Release Notes Release 0.13.0 (BETA)

Key Features and Enhancements

  • [pyTorch] Support for switching training precision between iterations.

Fixed Issues

  • [pyTorch] Fixed the misaligned address issue in the unfused softmax path (https://github.com/NVIDIA/TransformerEngine/issues/295).

  • [pyTorch] Fixed an issue where in some cases using the cuDNN backend of the fused attention would corrupt the random number generator state.

  • Enabled rigorous error checking in the FusedAttention backend to catch unsupported use cases.

  • [pyTorch] Bug fix in ONNX export not allowing users to specify type of attention mask.

  • [pyTorch] bug fix in LayerNorm when using grouped query attention.

  • [JAX] Fix a bug in LayerNorm backward that resulted in incorrect sharding when using FSDP.

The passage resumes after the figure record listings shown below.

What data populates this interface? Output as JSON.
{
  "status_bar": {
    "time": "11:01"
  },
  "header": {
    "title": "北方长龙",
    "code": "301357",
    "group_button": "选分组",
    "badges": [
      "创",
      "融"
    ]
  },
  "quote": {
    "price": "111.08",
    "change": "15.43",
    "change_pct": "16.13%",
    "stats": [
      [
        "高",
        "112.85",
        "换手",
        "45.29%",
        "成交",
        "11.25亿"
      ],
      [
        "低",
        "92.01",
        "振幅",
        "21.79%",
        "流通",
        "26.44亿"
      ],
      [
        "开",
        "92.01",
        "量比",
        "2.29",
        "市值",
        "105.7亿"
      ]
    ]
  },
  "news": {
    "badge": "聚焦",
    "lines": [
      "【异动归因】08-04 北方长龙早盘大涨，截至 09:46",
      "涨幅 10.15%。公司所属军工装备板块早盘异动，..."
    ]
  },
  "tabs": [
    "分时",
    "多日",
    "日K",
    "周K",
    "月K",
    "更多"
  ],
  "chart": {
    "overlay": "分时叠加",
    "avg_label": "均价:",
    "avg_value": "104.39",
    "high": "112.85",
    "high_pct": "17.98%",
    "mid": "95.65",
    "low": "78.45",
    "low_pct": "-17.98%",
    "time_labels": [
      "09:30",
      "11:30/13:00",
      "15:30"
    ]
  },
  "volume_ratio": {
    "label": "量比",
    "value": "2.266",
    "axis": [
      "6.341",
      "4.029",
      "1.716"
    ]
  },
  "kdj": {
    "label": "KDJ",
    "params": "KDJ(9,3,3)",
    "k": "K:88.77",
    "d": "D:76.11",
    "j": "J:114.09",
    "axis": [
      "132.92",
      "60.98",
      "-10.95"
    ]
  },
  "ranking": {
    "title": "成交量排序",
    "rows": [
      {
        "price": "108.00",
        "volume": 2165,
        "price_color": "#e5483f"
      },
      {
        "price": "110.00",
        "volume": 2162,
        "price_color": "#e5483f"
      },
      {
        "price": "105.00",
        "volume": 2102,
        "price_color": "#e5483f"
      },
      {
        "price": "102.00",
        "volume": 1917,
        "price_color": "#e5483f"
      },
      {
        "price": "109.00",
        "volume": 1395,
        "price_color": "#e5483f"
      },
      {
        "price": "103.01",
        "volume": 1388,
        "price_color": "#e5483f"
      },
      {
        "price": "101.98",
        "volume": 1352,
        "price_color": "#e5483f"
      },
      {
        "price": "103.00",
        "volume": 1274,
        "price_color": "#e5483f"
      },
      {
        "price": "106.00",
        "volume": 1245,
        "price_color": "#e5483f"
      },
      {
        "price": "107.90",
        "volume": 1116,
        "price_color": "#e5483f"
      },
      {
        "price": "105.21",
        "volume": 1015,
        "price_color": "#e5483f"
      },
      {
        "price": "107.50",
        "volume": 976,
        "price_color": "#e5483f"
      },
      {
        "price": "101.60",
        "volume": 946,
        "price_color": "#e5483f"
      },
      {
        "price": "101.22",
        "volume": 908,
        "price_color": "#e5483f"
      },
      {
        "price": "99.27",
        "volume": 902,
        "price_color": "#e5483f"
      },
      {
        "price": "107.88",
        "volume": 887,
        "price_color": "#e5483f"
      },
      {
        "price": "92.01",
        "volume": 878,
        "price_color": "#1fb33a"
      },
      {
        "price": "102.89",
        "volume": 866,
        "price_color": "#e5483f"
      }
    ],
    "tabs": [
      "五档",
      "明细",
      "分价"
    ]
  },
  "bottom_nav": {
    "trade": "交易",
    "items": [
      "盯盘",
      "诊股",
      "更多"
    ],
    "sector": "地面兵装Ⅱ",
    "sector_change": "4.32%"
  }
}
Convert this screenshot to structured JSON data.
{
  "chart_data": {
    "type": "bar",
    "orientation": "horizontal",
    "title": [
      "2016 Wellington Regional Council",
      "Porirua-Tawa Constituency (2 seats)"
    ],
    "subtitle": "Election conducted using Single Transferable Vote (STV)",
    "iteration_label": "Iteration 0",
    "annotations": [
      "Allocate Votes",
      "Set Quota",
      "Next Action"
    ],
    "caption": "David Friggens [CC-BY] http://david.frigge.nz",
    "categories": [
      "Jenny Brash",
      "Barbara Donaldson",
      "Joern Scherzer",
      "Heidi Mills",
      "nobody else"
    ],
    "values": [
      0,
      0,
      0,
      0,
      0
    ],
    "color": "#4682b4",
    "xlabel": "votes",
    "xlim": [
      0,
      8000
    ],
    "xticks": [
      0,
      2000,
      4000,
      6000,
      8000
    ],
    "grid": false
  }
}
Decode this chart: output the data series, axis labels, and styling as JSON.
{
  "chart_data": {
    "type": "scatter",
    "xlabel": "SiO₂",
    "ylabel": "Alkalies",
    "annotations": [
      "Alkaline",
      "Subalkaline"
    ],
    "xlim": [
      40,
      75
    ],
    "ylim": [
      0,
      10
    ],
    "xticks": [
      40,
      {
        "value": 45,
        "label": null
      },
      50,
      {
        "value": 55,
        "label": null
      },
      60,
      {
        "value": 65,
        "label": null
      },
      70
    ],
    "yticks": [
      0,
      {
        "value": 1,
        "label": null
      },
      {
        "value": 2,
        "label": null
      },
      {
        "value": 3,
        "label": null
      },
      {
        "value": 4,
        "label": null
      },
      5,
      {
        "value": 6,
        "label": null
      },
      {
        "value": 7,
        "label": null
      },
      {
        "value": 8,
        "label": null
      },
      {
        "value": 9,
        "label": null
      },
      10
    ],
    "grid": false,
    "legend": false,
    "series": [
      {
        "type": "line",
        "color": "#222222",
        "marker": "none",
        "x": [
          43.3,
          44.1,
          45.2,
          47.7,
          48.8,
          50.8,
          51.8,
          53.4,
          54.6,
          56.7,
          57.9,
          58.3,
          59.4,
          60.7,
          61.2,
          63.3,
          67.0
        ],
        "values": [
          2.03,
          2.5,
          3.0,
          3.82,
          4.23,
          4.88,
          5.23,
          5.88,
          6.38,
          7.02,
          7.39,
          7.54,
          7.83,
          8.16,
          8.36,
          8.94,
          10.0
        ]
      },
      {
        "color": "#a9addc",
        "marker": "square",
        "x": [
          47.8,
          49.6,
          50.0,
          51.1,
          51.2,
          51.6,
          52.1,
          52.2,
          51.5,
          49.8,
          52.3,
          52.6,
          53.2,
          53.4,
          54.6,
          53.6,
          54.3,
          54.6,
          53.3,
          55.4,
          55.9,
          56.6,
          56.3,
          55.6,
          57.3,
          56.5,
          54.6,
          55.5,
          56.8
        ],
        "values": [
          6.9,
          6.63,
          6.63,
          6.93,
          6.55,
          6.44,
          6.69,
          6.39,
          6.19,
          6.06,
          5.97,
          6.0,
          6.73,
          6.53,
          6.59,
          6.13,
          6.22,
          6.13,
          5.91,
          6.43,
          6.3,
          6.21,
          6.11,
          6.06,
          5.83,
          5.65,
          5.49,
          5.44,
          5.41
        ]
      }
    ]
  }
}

Known Issues in This Release

  • FlashAttention v2, which is a dependency of this release of Transformer Engine, has a known issue with excessive memory usage during installation (https://github.com/Dao-AILab/flash-attention/issues/358). You can work around this issue either by setting the environment variable MAX_JOBS=1 during Transformer Engine installation, or by installing FlashAttention v1 (e.g. running pip install flash-attn==1.0.9) before attempting to install Transformer Engine.

  • There is a known crash when using the TransformerLayer and MultiheadAttention APIs with the rotary_pos_emb option.

Breaking Changes in This Release

  • There are no breaking changes in this release.

Deprecated Features

  • [pyTorch] The TransformerLayer arguments attention_softmax_in_fp32 and apply_query_key_layer_scaling are deprecated, and will be removed in a future release. The default behavior is as if those arguments were set to True.